Passing the milestone this month of 10 years of self-employment looks like it has taken its toll on me a bit… Ok in truth I’m not quite that old looking or worn out by working for myself. In fact, I’m not worn out at all, as the last decade has been by far the most invigorating and rewarding period of my career. And that’s down to all of you.
Just after the financial crash, I left a secure, well-paid job and set up my own business. This was something I’d wanted to do ever since doing an MBA at the turn of the century. So what have the last 10 years taught me?

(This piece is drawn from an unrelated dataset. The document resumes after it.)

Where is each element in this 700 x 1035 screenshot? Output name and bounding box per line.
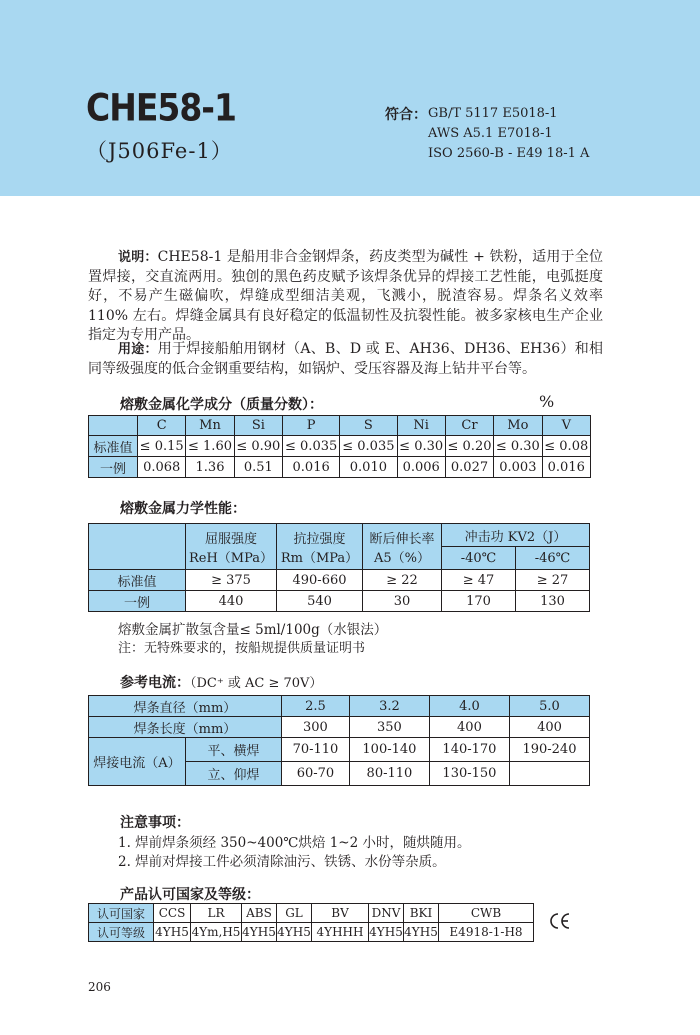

Clients make it all worthwhile
Just as you get a buzz from providing excellent financial planning solutions to your own clients, I get the same from dealing with you. Financial planners, financial brokers, life & pension providers, trade associations and other industry players have generously supported StepChange over the last 10 years. You’ve challenged me, kept me on my toes, encouraged and helped me to deliver my best work and been my source of income, and for all of that I’ll be forever grateful.
Just as important, because of you I keep learning every day and you’ve brought about the most enjoyable days in my career. I haven’t regretted the move to self-employment for a single day, even though running a business is seldom a smooth path.

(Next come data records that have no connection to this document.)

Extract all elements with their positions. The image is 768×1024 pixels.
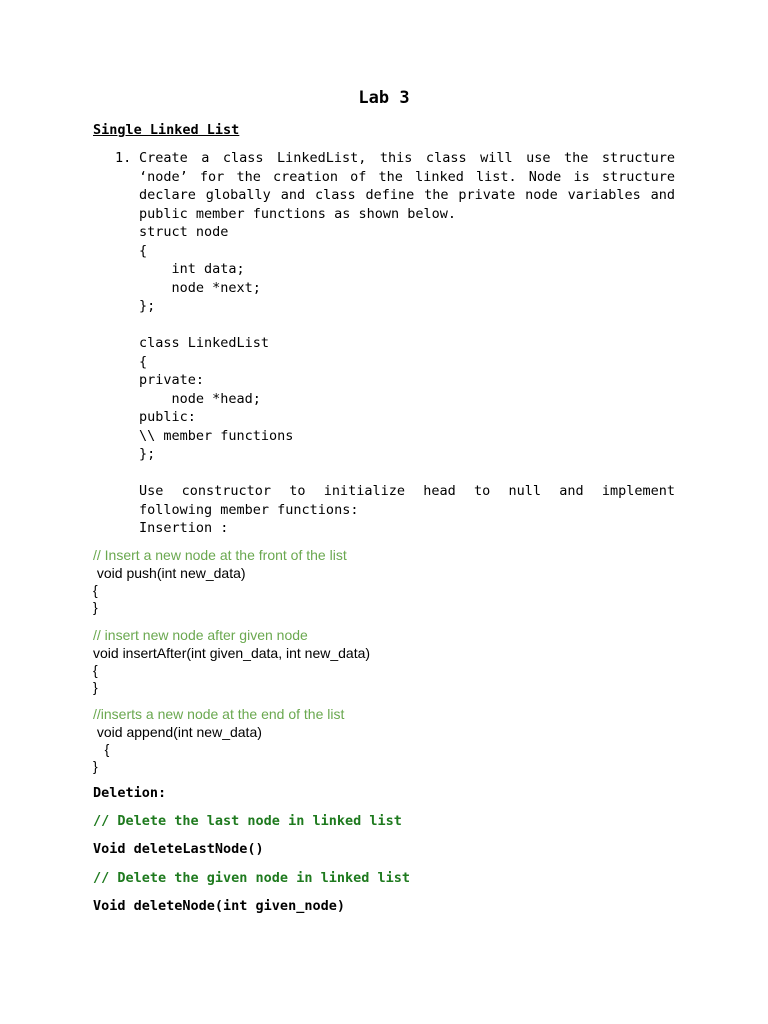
code-brace: {: [93, 661, 98, 678]
code-brace: {: [93, 740, 110, 757]
function-signature: void append(int new_data): [93, 723, 262, 740]
insertion-label: Insertion :: [139, 520, 229, 536]
code-line: int data;: [139, 261, 245, 277]
push-function-block: [93, 546, 347, 616]
code-line: {: [139, 353, 148, 370]
intro-line: Create a class LinkedList, this class will use the structure: [139, 150, 675, 166]
code-line: {: [139, 242, 148, 259]
code-line: node *head;: [139, 390, 261, 407]
function-signature: void insertAfter(int given_data, int new_data): [93, 644, 371, 661]
code-line: struct node: [139, 224, 229, 240]
deletion-label: Deletion:: [93, 785, 167, 801]
code-line: class LinkedList: [139, 335, 270, 351]
intro-line: declare globally and class define the private node variables and: [139, 187, 675, 203]
code-line: private:: [139, 372, 205, 388]
instruction-line: Use constructor to initialize head to null and implement: [139, 483, 675, 499]
document-title: Lab 3: [358, 88, 410, 108]
code-line: public:: [139, 409, 196, 425]
code-comment: // Insert a new node at the front of the list: [93, 547, 347, 563]
instruction-line: following member functions:: [139, 501, 359, 518]
code-brace: {: [93, 581, 98, 598]
code-comment: //inserts a new node at the end of the list: [93, 706, 345, 722]
function-signature: Void deleteNode(int given_node): [93, 898, 345, 914]
code-comment: // insert new node after given node: [93, 627, 308, 643]
intro-line: public member functions as shown below.: [139, 205, 456, 222]
code-line: node *next;: [139, 279, 261, 296]
code-brace: }: [93, 757, 98, 774]
list-item-1: [93, 149, 675, 538]
function-signature: Void deleteLastNode(): [93, 841, 264, 857]
code-line: };: [139, 446, 156, 462]
code-line: \\ member functions: [139, 427, 294, 444]
function-signature: void push(int new_data): [93, 564, 246, 581]
append-function-block: [93, 705, 344, 775]
insert-after-function-block: [93, 626, 370, 696]
intro-line: ‘node’ for the creation of the linked list. Node is structure: [139, 168, 675, 185]
code-brace: }: [93, 678, 98, 695]
code-comment: // Delete the last node in linked list: [93, 813, 402, 829]
code-line: };: [139, 298, 156, 314]
list-item-number: 1.: [115, 150, 132, 166]
code-comment: // Delete the given node in linked list: [93, 870, 410, 886]
code-brace: }: [93, 598, 98, 615]
section-heading: Single Linked List: [93, 122, 240, 138]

The amount of goodwill out there is unbelievable
This was the first welcome lesson I learned as I started out – the amount of goodwill out there is incredible. This started on day one, and is still the case 10 years later. If people can do you a good turn, they usually do. This might be a word of advice, a cup of coffee, an introduction and sometimes placing your faith (and your wallet) on my judgement of the need for a piece of work to be done.
You must be willing to learn
Not learning new skills and picking up extra knowledge is simply not an option when working for yourself. If you go stale and start coasting, soon you won’t be eating. Clients rightly deserve your very best work every time and if they don’t get it, they will go elsewhere. Keeping your skills up to date and knowing your market is critical to staying sharp and adding value.
What I probably hadn’t realised when I started out though was the array of skills you need when working for yourself. Apart from needing my planning and marketing skills for working with clients, I soon realised I’m the IT department for desktops, printers and devices and the finance department who manages cashflow, issues invoices and ensures accounts and tax are submitted and paid on time. And guess who the office cleaner is…
You need courage and to back yourself
I could spend my life second guessing myself and getting nothing done; who should I be approaching, is my proposition right, is my pricing right, are the suppliers I’m dealing with the right ones? Yes, I’ve made mistakes in all of these areas, but hopefully I’ve learned from them. Navel gazing and doing nothing is a luxury I just cannot afford, as doing nothing doesn’t move you in any direction…
This was a big lesson, as in corporate life you tend to get more time to carry out proper analysis before a decision is made, there are lots of people to bounce ideas around and you still get paid during this time. Not so in your own business. So often I’ve found I just need to back myself and go for it.
You must never neglect business development
2013 was a really difficult year for me in my business, but it turned out to be the best thing that could have happened to me. I had a pretty poor year in terms of income, and it was all down to neglecting my pipeline of potential new business. I was really busy with lots of projects underway going into 2013, I put the head down and delivered these as quickly as possible over the first few months up to the middle of May. And then nothing happened… I had completely neglected business development and didn’t really secure any new business until after the summer. Then that work had to be delivered of course before I saw payment for it. It meant a poor year but a brilliant lesson. No matter how busy I am now, business development is a constant activity…
Social media really works
I believe 100% that without LinkedIn and my monthly newsletter, I wouldn’t be working for myself. If used properly, LinkedIn is unbelievably powerful in helping SMEs to build effective networks and generate new clients. It has been a constant source of new clients for me. Do you want to know how? There’s a first project we could work on!
Email newsletters help you stay on the radar of contacts and clients too. You don’t know when a need might arise for your services – the key is to be top of mind when it does. A regular newsletter helps you achieve this.
Listen to wise people
Listen to your clients, they teach you most of what you need to know. My best business initiatives have come from discussions with financial brokers and planners, from having a coffee with a provider or from having a pint with an industry contact or friend. Your wise words or sometimes a gentle kick in the backside to get me to take a chance on a business idea have helped me no end in terms of developing new services and increasing the value I can add. So many of you have made an enormous difference to my business, and that is never forgotten or taken for granted.